In April 1937 the skilled stenographer Glotzer was sent to Mexico City to serve as court reporter at the John Dewey Commission called to hear charges made by the Joseph Stalin regime against Leon Trotsky. This commission heard evidence for a week before rendering a verdict clearing Trotsky of charges of espionage and sabotage levied against him in the ongoing Moscow Trials. The transcript produced by Glotzer was later published in book form by the American Trotskyist movement.

In the United States the Trotskyists emerged from the Socialist party as the Socialist Workers Party. After the Nazi-Soviet Pact and the beginning of the Second World War, Shachtman, Abern, and others condemned the USSR's alliance with Nazi Germany and their cooperative invasion of Poland. Schachtman condemned the USSR's invasion of Finland.
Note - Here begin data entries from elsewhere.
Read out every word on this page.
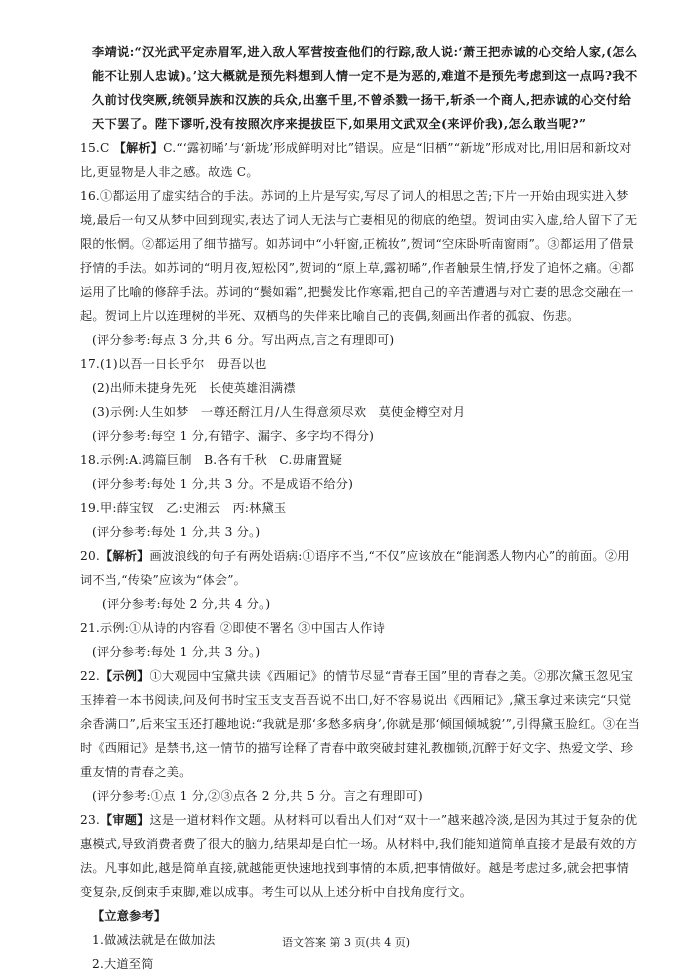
李靖说:“汉光武平定赤眉军,进入敌人军营按查他们的行踪,敌人说:‘萧王把赤诚的心交给人家,(怎么能不让别人忠诚)。’这大概就是预先料想到人情一定不是为恶的,难道不是预先考虑到这一点吗?我不久前讨伐突厥,统领异族和汉族的兵众,出塞千里,不曾杀戮一扬干,斩杀一个商人,把赤诚的心交付给天下罢了。陛下谬听,没有按照次序来提拔臣下,如果用文武双全(来评价我),怎么敢当呢?”

15.C 【解析】C.“‘露初晞’与‘新垅’形成鲜明对比”错误。应是“旧栖”“新垅”形成对比,用旧居和新坟对比,更显物是人非之感。故选 C。

16.①都运用了虚实结合的手法。苏词的上片是写实,写尽了词人的相思之苦;下片一开始由现实进入梦境,最后一句又从梦中回到现实,表达了词人无法与亡妻相见的彻底的绝望。贺词由实入虚,给人留下了无限的怅惘。②都运用了细节描写。如苏词中“小轩窗,正梳妆”,贺词“空床卧听南窗雨”。③都运用了借景抒情的手法。如苏词的“明月夜,短松冈”,贺词的“原上草,露初晞”,作者触景生情,抒发了追怀之痛。④都运用了比喻的修辞手法。苏词的“鬓如霜”,把鬓发比作寒霜,把自己的辛苦遭遇与对亡妻的思念交融在一起。贺词上片以连理树的半死、双栖鸟的失伴来比喻自己的丧偶,刻画出作者的孤寂、伤悲。

(评分参考:每点 3 分,共 6 分。写出两点,言之有理即可)

17.(1)以吾一日长乎尔　毋吾以也

(2)出师未捷身先死　长使英雄泪满襟

(3)示例:人生如梦　一尊还酹江月/人生得意须尽欢　莫使金樽空对月

(评分参考:每空 1 分,有错字、漏字、多字均不得分)

18.示例:A.鸿篇巨制　B.各有千秋　C.毋庸置疑

(评分参考:每处 1 分,共 3 分。不是成语不给分)

19.甲:薛宝钗　乙:史湘云　丙:林黛玉

(评分参考:每处 1 分,共 3 分。)

20.【解析】画波浪线的句子有两处语病:①语序不当,“不仅”应该放在“能润悉人物内心”的前面。②用词不当,“传染”应该为“体会”。

(评分参考:每处 2 分,共 4 分。)

21.示例:①从诗的内容看 ②即使不署名 ③中国古人作诗

(评分参考:每处 1 分,共 3 分。)

22.【示例】①大观园中宝黛共读《西厢记》的情节尽显“青春王国”里的青春之美。②那次黛玉忽见宝玉捧着一本书阅读,问及何书时宝玉支支吾吾说不出口,好不容易说出《西厢记》,黛玉拿过来读完“只觉余香满口”,后来宝玉还打趣地说:“我就是那‘多愁多病身’,你就是那‘倾国倾城貌’”,引得黛玉脸红。③在当时《西厢记》是禁书,这一情节的描写诠释了青春中敢突破封建礼教枷锁,沉醉于好文字、热爱文学、珍重友情的青春之美。

(评分参考:①点 1 分,②③点各 2 分,共 5 分。言之有理即可)

23.【审题】这是一道材料作文题。从材料可以看出人们对“双十一”越来越冷淡,是因为其过于复杂的优惠模式,导致消费者费了很大的脑力,结果却是白忙一场。从材料中,我们能知道简单直接才是最有效的方法。凡事如此,越是简单直接,就越能更快速地找到事情的本质,把事情做好。越是考虑过多,就会把事情变复杂,反倒束手束脚,难以成事。考生可以从上述分析中自找角度行文。

【立意参考】

1.做减法就是在做加法

2.大道至简

语文答案 第 3 页(共 4 页)
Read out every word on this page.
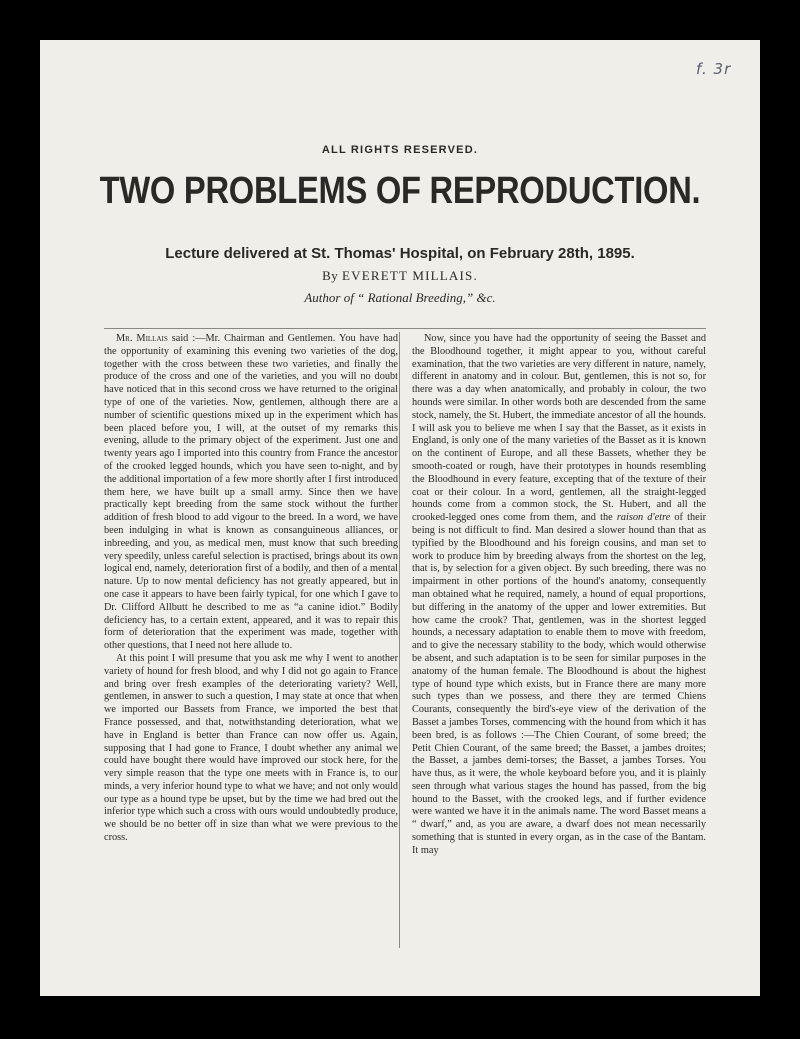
f. 3r
ALL RIGHTS RESERVED.
TWO PROBLEMS OF REPRODUCTION.
Lecture delivered at St. Thomas' Hospital, on February 28th, 1895.
By EVERETT MILLAIS.
Author of “ Rational Breeding,” &c.

Mr. Millais said :—Mr. Chairman and Gentlemen. You have had the opportunity of examining this evening two varieties of the dog, together with the cross between these two varieties, and finally the produce of the cross and one of the varieties, and you will no doubt have noticed that in this second cross we have returned to the original type of one of the varieties. Now, gentlemen, although there are a number of scientific questions mixed up in the experiment which has been placed before you, I will, at the outset of my remarks this evening, allude to the primary object of the experiment. Just one and twenty years ago I imported into this country from France the ancestor of the crooked legged hounds, which you have seen to-night, and by the additional importation of a few more shortly after I first introduced them here, we have built up a small army. Since then we have practically kept breeding from the same stock without the further addition of fresh blood to add vigour to the breed. In a word, we have been indulging in what is known as consanguineous alliances, or inbreeding, and you, as medical men, must know that such breeding very speedily, unless careful selection is practised, brings about its own logical end, namely, deterioration first of a bodily, and then of a mental nature. Up to now mental deficiency has not greatly appeared, but in one case it appears to have been fairly typical, for one which I gave to Dr. Clifford Allbutt he described to me as “a canine idiot.” Bodily deficiency has, to a certain extent, appeared, and it was to repair this form of deterioration that the experiment was made, together with other questions, that I need not here allude to.

At this point I will presume that you ask me why I went to another variety of hound for fresh blood, and why I did not go again to France and bring over fresh examples of the deteriorating variety? Well, gentlemen, in answer to such a question, I may state at once that when we imported our Bassets from France, we imported the best that France possessed, and that, notwithstanding deterioration, what we have in England is better than France can now offer us. Again, supposing that I had gone to France, I doubt whether any animal we could have bought there would have improved our stock here, for the very simple reason that the type one meets with in France is, to our minds, a very inferior hound type to what we have; and not only would our type as a hound type be upset, but by the time we had bred out the inferior type which such a cross with ours would undoubtedly produce, we should be no better off in size than what we were previous to the cross.

Now, since you have had the opportunity of seeing the Basset and the Bloodhound together, it might appear to you, without careful examination, that the two varieties are very different in nature, namely, different in anatomy and in colour. But, gentlemen, this is not so, for there was a day when anatomically, and probably in colour, the two hounds were similar. In other words both are descended from the same stock, namely, the St. Hubert, the immediate ancestor of all the hounds. I will ask you to believe me when I say that the Basset, as it exists in England, is only one of the many varieties of the Basset as it is known on the continent of Europe, and all these Bassets, whether they be smooth-coated or rough, have their prototypes in hounds resembling the Bloodhound in every feature, excepting that of the texture of their coat or their colour. In a word, gentlemen, all the straight-legged hounds come from a common stock, the St. Hubert, and all the crooked-legged ones come from them, and the raison d'etre of their being is not difficult to find. Man desired a slower hound than that as typified by the Bloodhound and his foreign cousins, and man set to work to produce him by breeding always from the shortest on the leg, that is, by selection for a given object. By such breeding, there was no impairment in other portions of the hound's anatomy, consequently man obtained what he required, namely, a hound of equal proportions, but differing in the anatomy of the upper and lower extremities. But how came the crook? That, gentlemen, was in the shortest legged hounds, a necessary adaptation to enable them to move with freedom, and to give the necessary stability to the body, which would otherwise be absent, and such adaptation is to be seen for similar purposes in the anatomy of the human female. The Bloodhound is about the highest type of hound type which exists, but in France there are many more such types than we possess, and there they are termed Chiens Courants, consequently the bird's-eye view of the derivation of the Basset a jambes Torses, commencing with the hound from which it has been bred, is as follows :—The Chien Courant, of some breed; the Petit Chien Courant, of the same breed; the Basset, a jambes droites; the Basset, a jambes demi-torses; the Basset, a jambes Torses. You have thus, as it were, the whole keyboard before you, and it is plainly seen through what various stages the hound has passed, from the big hound to the Basset, with the crooked legs, and if further evidence were wanted we have it in the animals name. The word Basset means a “ dwarf,” and, as you are aware, a dwarf does not mean necessarily something that is stunted in every organ, as in the case of the Bantam. It may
Viewing these invasions, Shachtman argued that the USSR was not a "workers' state", but a new form of class-stratified society, "bureaucratic collectivism", in which workers and peasants were exploited by a class of bureaucratic elites.

Glotzer joined with Shachtman and helped to found the Workers Party, later known as the Independent Socialist League, which was absorbed by the Socialist Party in 1958. In 1972, the Socialist Party voted to rename itself Social Democrats, USA (SDUSA). Glotzer served on the SDUSA's National Committee for the rest of his life.

=== Death and legacy ===
Albert Glotzer died February 18, 1999. He was 90 years old at the time of his death.

Albert Glotzer's papers are housed in 67 archival boxes at the Hoover Institution Archives at Stanford University in Palo Alto, California. An on-line finding guide is available.

Besides remaining a speaker Glotzer was active in the stenographers union, Federation of Shorthand Reporters, AFL-CIO. He served four terms as union president during the 1960s.

== Works ==
- The Case of Leon Trotsky: Report of Hearings on the Charges Made Against Him in the Moscow Trials. New York: Harper, 1937 (stenographer).
- Incentive Pay: The Speed-up New Style. New York: Workers Party, 1945 (as Albert Gates).
- "Introduction" (as Albert Gates) to Leon Trotsky Marxism in the United States. New York: Workers Party, 1947.
- Trotsky: Memoir and Critique. Buffalo, NY: Prometheus Books, 1989.